Once a credit card is issued, the customer uses it for shopping items of its use, a statement is generated to make a payment toward the dues by the due date and the customer makes payment. This is a typical credit card cycle.
If a customer is not able to make a payment for the minimum due amount, the customer is considered past due for that month. If the non-payment is continued for a period, the customer is considered as a defaulter and the due amount is written off & becomes bad debt. Of course, there is a lot of effort and steps the bank does to recover the due amount and this falls under the collection process.
With the modeling process, the aim to learn about the customers who were not able to pay back the dues and not to approve applications of the customers who look similar to these. Of course, we do not know the applications that were rejected and how many of those were actually good customers. This is not in the scope of this blog.
For this exercise, the credit status file is given. In this file, the status value is given for each of the applications post approval.
credit_status=pd.read_csv("..\\credit_record.csv")
credit_status.columns
Index(['ID', 'MONTHS_BALANCE', 'STATUS'], dtype='object')
ID: The joining key between application data and credit status data
MONTHS_BALANCE: The month of the extracted data is the starting point with 0 is the current month, -1 is the previous month, and so on
STATUS: Status of the credit card account.
We may want to see the accounts by the MONTHS_BALANCE. Ideally, it would have been useful to get the application date or month. And the status value for each month post credit card open month. So, the credit behavior of the applicants across the application months can be compared.
out_df =credit_status.groupby(['MONTHS_BALANCE']).agg(
# Counts
counts=('MONTHS_BALANCE', lambda x: len(x) ),
# Percent
percent = ('MONTHS_BALANCE', lambda x: (len(x)*100/ len(credit_status['MONTHS_BALANCE'])))
).reset_index()
pd.pivot_table(out_df,index=['MONTHS_BALANCE'])
# rows in Application Data
len(application)
438557
# rows in credit status
len(credit_status)
1048575
app_credit_status= pd.merge(application,credit_status, how='inner', on='ID')
len(app_credit_status)
777715
For each of the applicants - a row is available in the Application table. The credit status information for each of these applicants is available in the credit_status table. ID variable is the joining key between these two tables.
We joined these two tables using ID Variable, there is a drop in the number of rows from 1,048,575 to 777,715. This can only happen if ID variable values are not available in the Application table.
So, there is some gap in the data or our understanding of the data.

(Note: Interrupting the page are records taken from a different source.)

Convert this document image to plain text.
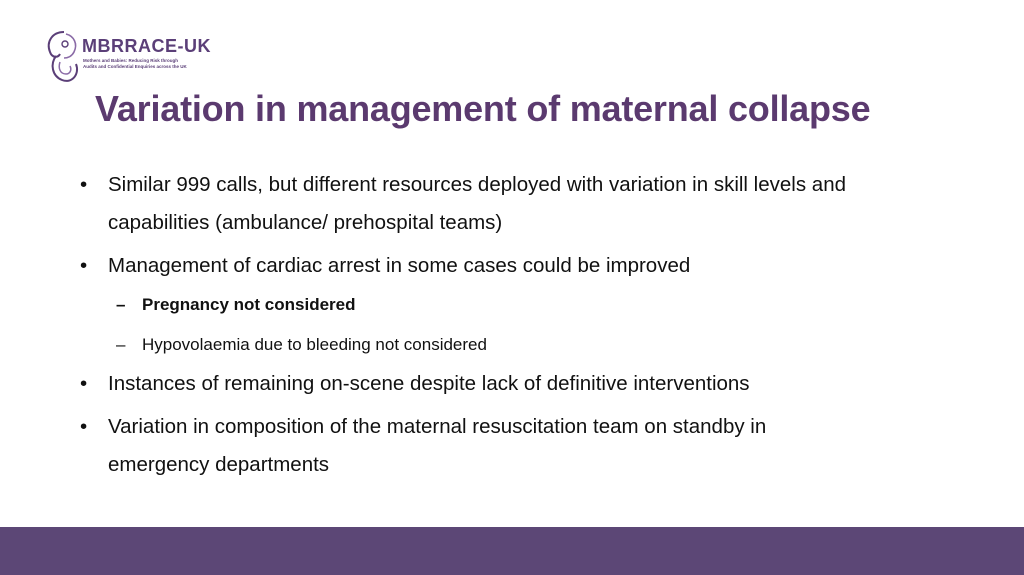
MBRRACE-UK
Mothers and Babies: Reducing Risk through
Audits and Confidential Enquiries across the UK
Variation in management of maternal collapse
• Similar 999 calls, but different resources deployed with variation in skill levels and
capabilities (ambulance/ prehospital teams)
• Management of cardiac arrest in some cases could be improved
– Pregnancy not considered
– Hypovolaemia due to bleeding not considered
• Instances of remaining on-scene despite lack of definitive interventions
• Variation in composition of the maternal resuscitation team on standby in
emergency departments
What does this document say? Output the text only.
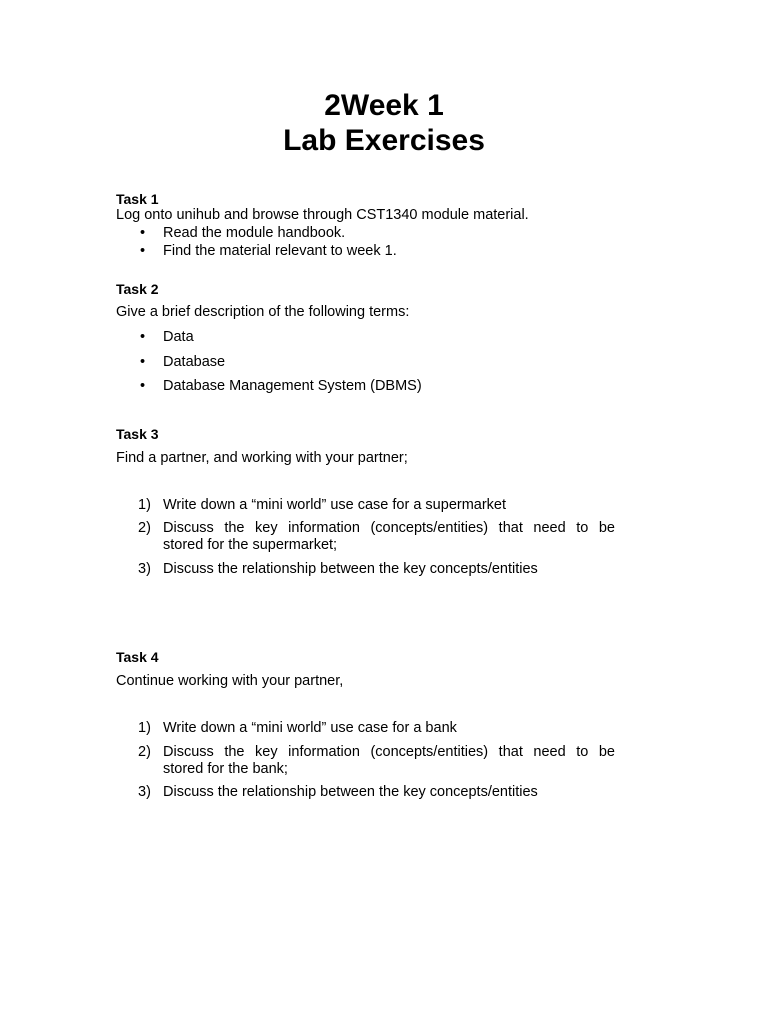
2Week 1
Lab Exercises
Task 1
Log onto unihub and browse through CST1340 module material.
• Read the module handbook.
• Find the material relevant to week 1.
Task 2
Give a brief description of the following terms:
• Data
• Database
• Database Management System (DBMS)
Task 3
Find a partner, and working with your partner;
1) Write down a “mini world” use case for a supermarket
2) Discuss the key information (concepts/entities) that need to be
stored for the supermarket;
3) Discuss the relationship between the key concepts/entities
Task 4
Continue working with your partner,
1) Write down a “mini world” use case for a bank
2) Discuss the key information (concepts/entities) that need to be
stored for the bank;
3) Discuss the relationship between the key concepts/entities
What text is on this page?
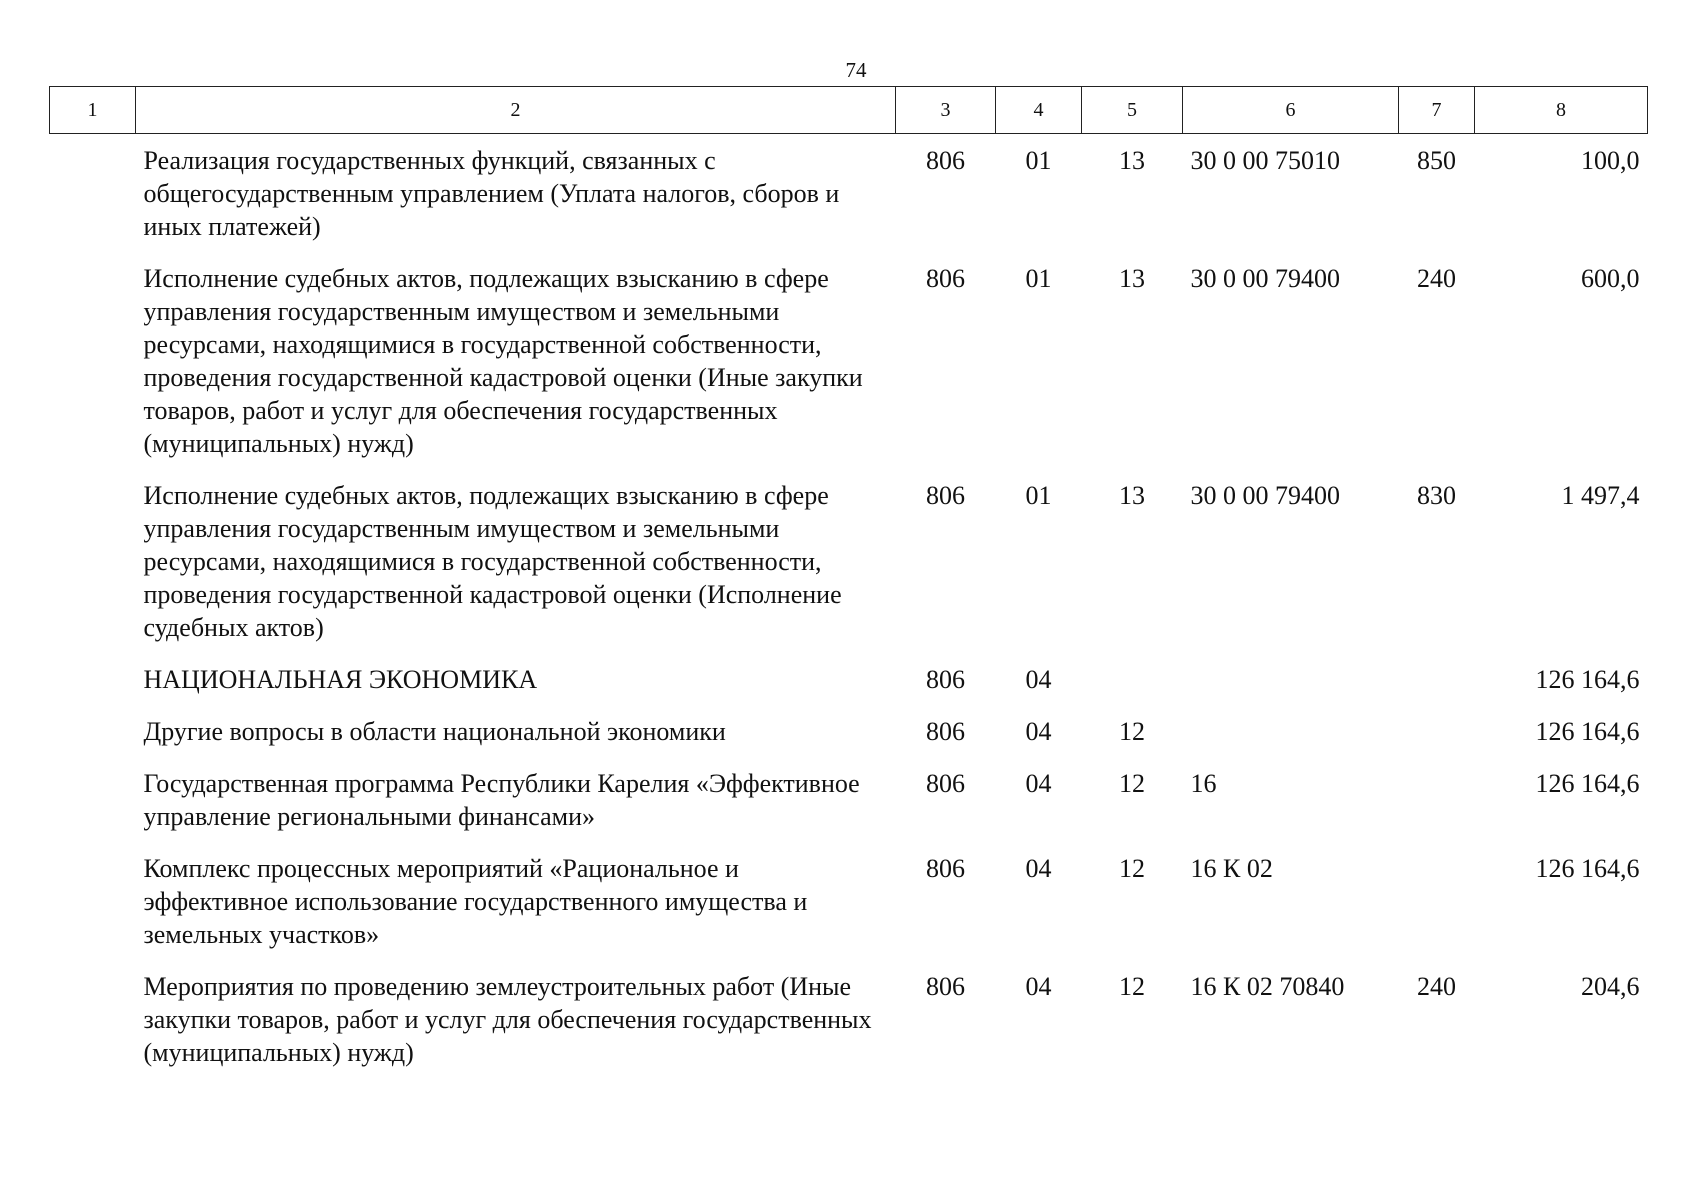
74
1	2	3	4	5	6	7	8
	Реализация государственных функций, связанных с общегосударственным управлением (Уплата налогов, сборов и иных платежей)	806	01	13	30 0 00 75010	850	100,0
	Исполнение судебных актов, подлежащих взысканию в сфере управления государственным имуществом и земельными ресурсами, находящимися в государственной собственности, проведения государственной кадастровой оценки (Иные закупки товаров, работ и услуг для обеспечения государственных (муниципальных) нужд)	806	01	13	30 0 00 79400	240	600,0
	Исполнение судебных актов, подлежащих взысканию в сфере управления государственным имуществом и земельными ресурсами, находящимися в государственной собственности, проведения государственной кадастровой оценки (Исполнение судебных актов)	806	01	13	30 0 00 79400	830	1 497,4
	НАЦИОНАЛЬНАЯ ЭКОНОМИКА	806	04				126 164,6
	Другие вопросы в области национальной экономики	806	04	12			126 164,6
	Государственная программа Республики Карелия «Эффективное управление региональными финансами»	806	04	12	16		126 164,6
	Комплекс процессных мероприятий «Рациональное и эффективное использование государственного имущества и земельных участков»	806	04	12	16 К 02		126 164,6
	Мероприятия по проведению землеустроительных работ (Иные закупки товаров, работ и услуг для обеспечения государственных (муниципальных) нужд)	806	04	12	16 К 02 70840	240	204,6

In a bank, once a credit card is approved, the account is tracked over a period to monitor the performance of an account and also the overall portfolio health.
For building an application scorecard, we need a label variable that takes values - Good or Bad- for each of the accounts based on the credit status of the accounts at the end of a period. Then, using available features at the time of application, the modeling technique helps us differentiate between the profiles of the Good and Bad segments.

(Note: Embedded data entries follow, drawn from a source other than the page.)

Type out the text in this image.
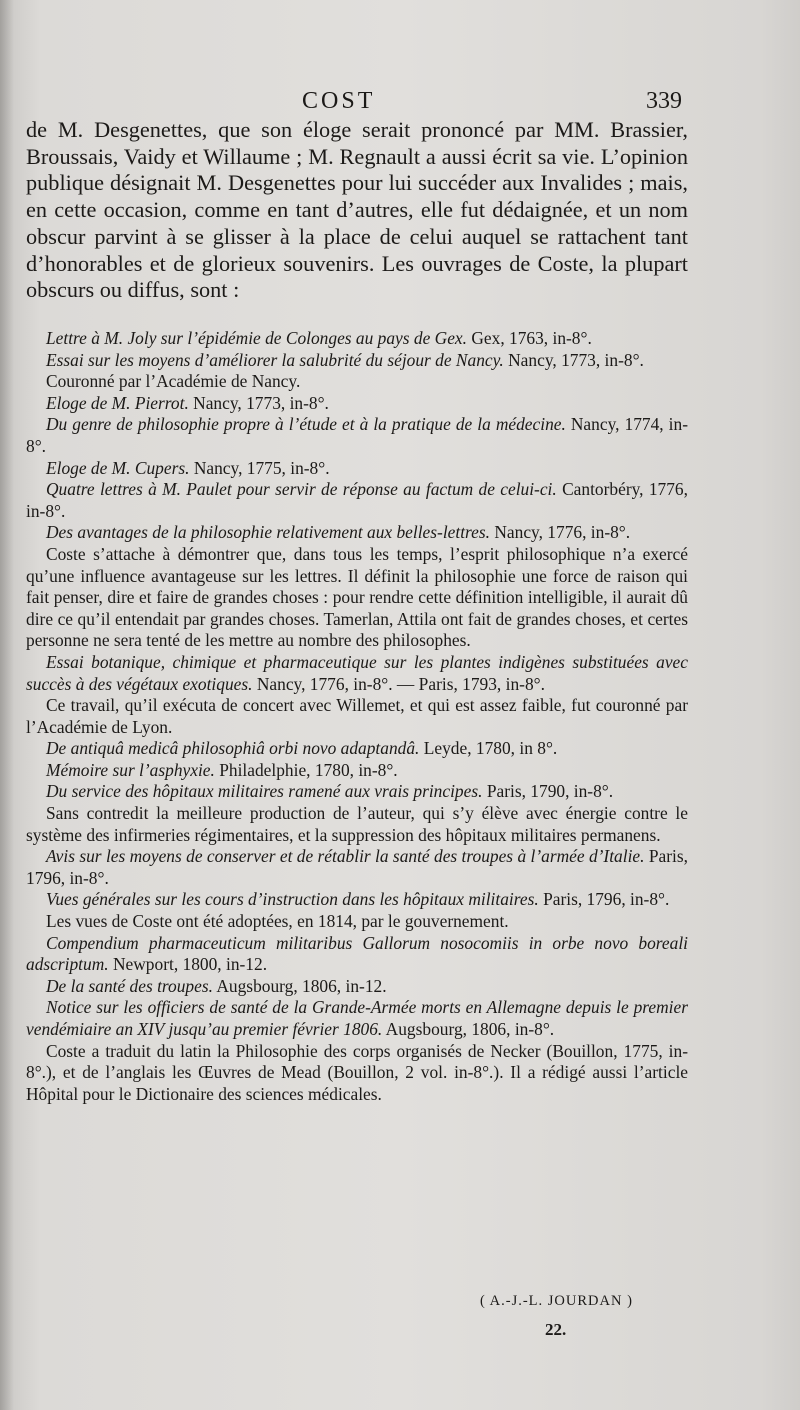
COST	339

de M. Desgenettes, que son éloge serait prononcé par MM. Brassier, Broussais, Vaidy et Willaume ; M. Regnault a aussi écrit sa vie. L’opinion publique désignait M. Desgenettes pour lui succéder aux Invalides ; mais, en cette occasion, comme en tant d’autres, elle fut dédaignée, et un nom obscur parvint à se glisser à la place de celui auquel se rattachent tant d’honorables et de glorieux souvenirs. Les ouvrages de Coste, la plupart obscurs ou diffus, sont :

Lettre à M. Joly sur l’épidémie de Colonges au pays de Gex. Gex, 1763, in-8°.

Essai sur les moyens d’améliorer la salubrité du séjour de Nancy. Nancy, 1773, in-8°.

Couronné par l’Académie de Nancy.

Eloge de M. Pierrot. Nancy, 1773, in-8°.

Du genre de philosophie propre à l’étude et à la pratique de la médecine. Nancy, 1774, in-8°.

Eloge de M. Cupers. Nancy, 1775, in-8°.

Quatre lettres à M. Paulet pour servir de réponse au factum de celui-ci. Cantorbéry, 1776, in-8°.

Des avantages de la philosophie relativement aux belles-lettres. Nancy, 1776, in-8°.

Coste s’attache à démontrer que, dans tous les temps, l’esprit philosophique n’a exercé qu’une influence avantageuse sur les lettres. Il définit la philosophie une force de raison qui fait penser, dire et faire de grandes choses : pour rendre cette définition intelligible, il aurait dû dire ce qu’il entendait par grandes choses. Tamerlan, Attila ont fait de grandes choses, et certes personne ne sera tenté de les mettre au nombre des philosophes.

Essai botanique, chimique et pharmaceutique sur les plantes indigènes substituées avec succès à des végétaux exotiques. Nancy, 1776, in-8°. — Paris, 1793, in-8°.

Ce travail, qu’il exécuta de concert avec Willemet, et qui est assez faible, fut couronné par l’Académie de Lyon.

De antiquâ medicâ philosophiâ orbi novo adaptandâ. Leyde, 1780, in 8°.

Mémoire sur l’asphyxie. Philadelphie, 1780, in-8°.

Du service des hôpitaux militaires ramené aux vrais principes. Paris, 1790, in-8°.

Sans contredit la meilleure production de l’auteur, qui s’y élève avec énergie contre le système des infirmeries régimentaires, et la suppression des hôpitaux militaires permanens.

Avis sur les moyens de conserver et de rétablir la santé des troupes à l’armée d’Italie. Paris, 1796, in-8°.

Vues générales sur les cours d’instruction dans les hôpitaux militaires. Paris, 1796, in-8°.

Les vues de Coste ont été adoptées, en 1814, par le gouvernement.

Compendium pharmaceuticum militaribus Gallorum nosocomiis in orbe novo boreali adscriptum. Newport, 1800, in-12.

De la santé des troupes. Augsbourg, 1806, in-12.

Notice sur les officiers de santé de la Grande-Armée morts en Allemagne depuis le premier vendémiaire an XIV jusqu’au premier février 1806. Augsbourg, 1806, in-8°.

Coste a traduit du latin la Philosophie des corps organisés de Necker (Bouillon, 1775, in-8°.), et de l’anglais les Œuvres de Mead (Bouillon, 2 vol. in-8°.). Il a rédigé aussi l’article Hôpital pour le Dictionaire des sciences médicales.

( A.-J.-L. JOURDAN )
22.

For this analysis, the accounts which are overdue for a period of over 120 days (status 4 and 5) are considered as Bad and others as Good.
The bad rate for a period is calculated as % of overall accounts which are Bad Accounts.

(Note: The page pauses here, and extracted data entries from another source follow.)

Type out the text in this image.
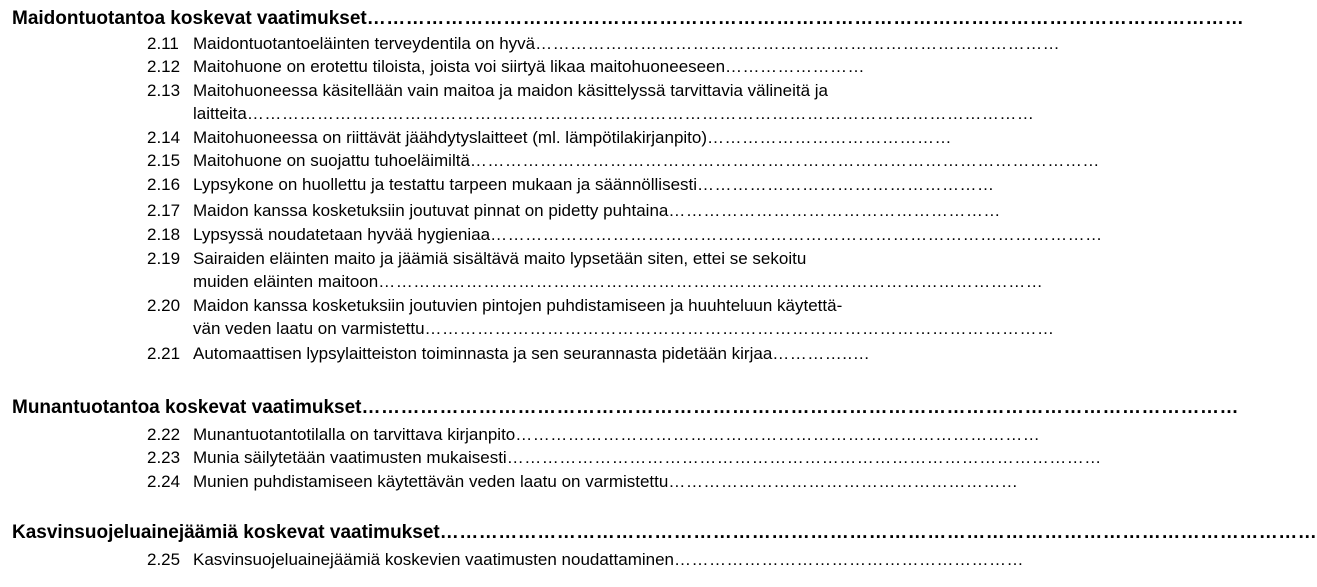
Maidontuotantoa koskevat vaatimukset………………………………………………………………………………………………………………………
2.11 Maidontuotantoeläinten terveydentila on hyvä………………………………………………………………………………
2.12 Maitohuone on erotettu tiloista, joista voi siirtyä likaa maitohuoneeseen……………………
2.13 Maitohuoneessa käsitellään vain maitoa ja maidon käsittelyssä tarvittavia välineitä ja
laitteita………………………………………………………………………………………………………………………
2.14 Maitohuoneessa on riittävät jäähdytyslaitteet (ml. lämpötilakirjanpito)……………………………………
2.15 Maitohuone on suojattu tuhoeläimiltä………………………………………………………………………………………………
2.16 Lypsykone on huollettu ja testattu tarpeen mukaan ja säännöllisesti……………………………………………
2.17 Maidon kanssa kosketuksiin joutuvat pinnat on pidetty puhtaina…………………………………………………
2.18 Lypsyssä noudatetaan hyvää hygieniaa……………………………………………………………………………………………
2.19 Sairaiden eläinten maito ja jäämiä sisältävä maito lypsetään siten, ettei se sekoitu
muiden eläinten maitoon……………………………………………………………………………………………………
2.20 Maidon kanssa kosketuksiin joutuvien pintojen puhdistamiseen ja huuhteluun käytettä-
vän veden laatu on varmistettu………………………………………………………………………………………………
2.21 Automaattisen lypsylaitteiston toiminnasta ja sen seurannasta pidetään kirjaa…………..…
Munantuotantoa koskevat vaatimukset………………………………………………………………………………………………………………………
2.22 Munantuotantotilalla on tarvittava kirjanpito………………………………………………………………………………
2.23 Munia säilytetään vaatimusten mukaisesti…………………………………………………………………………………………
2.24 Munien puhdistamiseen käytettävän veden laatu on varmistettu……………………………………………………
Kasvinsuojeluainejäämiä koskevat vaatimukset………………………………………………………………………………………………………………………
2.25 Kasvinsuojeluainejäämiä koskevien vaatimusten noudattaminen……………………………………………………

Cohort or vintage analysis helps in tracking Bad Rates (% of accounts bad for that month) across months from the acquired month. This helps us in finding out the periods (# of months between account open month and status month) to be considered for defining the target variable. This period or window is called the performance window. For example, a scenario is depicted in the below diagram. The status is checked at the end of 6 months to define the target variable.
The current data file does not have a credit card open date. Based on MONTHS_BALANCE, we will find the start month for each of the applicants. Then rearrange the data so that the status is available for month 0 (start month), month 1 (month 1 from the start), and so on.
We assume for the data the earliest MONTHS_BALANCE is the start month for an account. So, we aim to change them as per the below diagram
# Earliest Month
credit_card_first_month =credit_status.groupby(['ID']).agg(
start_month= ('MONTHS_BALANCE', min)
).reset_index()
credit_card_first_month.head()
We assume that the data were extracted as of 1-Jan-2020 and we are working on finding the calendar start month for each of the accounts. It may be useful to have the calendar account open date for a few analyses.
import datetime
credit_card_first_month['account_open_month']= datetime.datetime.strptime("2020-01-01", "%Y-%m-%d")
credit_card_first_month['account_open_month']= credit_card_first_month['account_open_month'] + credit_card_first_month['start_month'].values.astype("timedelta64[M]")
credit_card_first_month['account_open_month']=credit_card_first_month['account_open_month'].dt.strftime('%b-%Y')
credit_card_first_month.head()
Account 5001711 has been opened in Oct-2019 and the account 5001715 was opened in Jan-2015. We need to add the start month column to the credit status (credit_status) table.
# join the table
credit_start_status = pd.merge(credit_card_first_month, credit_status, how='left', on=['ID'])
credit_start_status['start_month']=abs(credit_start_status['start_month'])+credit_start_status['MONTHS_BALANCE']
credit_start_status.head()
You can see the status by month since the start (start_month) and the relevance of what we have done.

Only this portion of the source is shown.